4. the sun film image timestamp information extracting method based on deep learning, feature exist according to claim 1
In:
In the step 2, the process of monocase segmentation are as follows:
The background of picture is removed using top cap operation first, noise is then removed using local binarization algorithm, finally
Character zone is extracted using connected domain algorithm;The algorithm default character color is white, by connecting if character color is black
Logical domain will be extracted less than any effective coverage after extracting, so effective coverage then returns to local binarization part if it does not exist,
Color overturning is carried out to the picture after local binarization.
5. the sun film image timestamp information extracting method based on deep learning, feature exist according to claim 4
In:
Background removal is carried out using top cap mathematical algorithm, algorithm principle is that original image makes the difference with original image opening operation result;Figure
Piece can eliminate a part of ambient noise after top cap operation, and can protrude the character in image.

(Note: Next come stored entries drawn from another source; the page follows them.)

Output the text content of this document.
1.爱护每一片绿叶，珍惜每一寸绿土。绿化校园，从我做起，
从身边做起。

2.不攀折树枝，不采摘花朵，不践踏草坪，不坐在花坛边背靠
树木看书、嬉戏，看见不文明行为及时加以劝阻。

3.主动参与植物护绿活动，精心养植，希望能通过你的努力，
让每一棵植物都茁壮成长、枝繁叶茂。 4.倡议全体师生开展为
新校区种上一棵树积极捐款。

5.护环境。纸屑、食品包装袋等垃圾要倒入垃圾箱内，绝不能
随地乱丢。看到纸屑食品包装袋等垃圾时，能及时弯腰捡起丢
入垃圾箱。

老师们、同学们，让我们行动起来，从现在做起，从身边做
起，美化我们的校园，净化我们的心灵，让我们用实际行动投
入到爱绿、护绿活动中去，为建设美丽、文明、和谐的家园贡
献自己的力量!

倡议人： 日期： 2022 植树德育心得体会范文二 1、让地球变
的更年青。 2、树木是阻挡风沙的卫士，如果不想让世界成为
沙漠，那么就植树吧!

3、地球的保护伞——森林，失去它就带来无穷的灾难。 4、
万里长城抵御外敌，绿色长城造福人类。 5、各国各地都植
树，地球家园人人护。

6. the sun film image timestamp information extracting method based on deep learning, feature exist according to claim 4
In:
Noise remove is carried out using Sauvola local binarization algorithm;It only needs to extract the connected domain for meeting character boundary
It can complete the cutting of character.
7. the sun film image timestamp information extracting method based on deep learning, feature exist according to claim 4
In:
Character zone extraction is carried out using connected domain algorithm, by judging whether each connected domain complies with standard the length of character,
Width and length-width ratio further delete inactive area;The height of character is between [90,110], and character width is in [10,60]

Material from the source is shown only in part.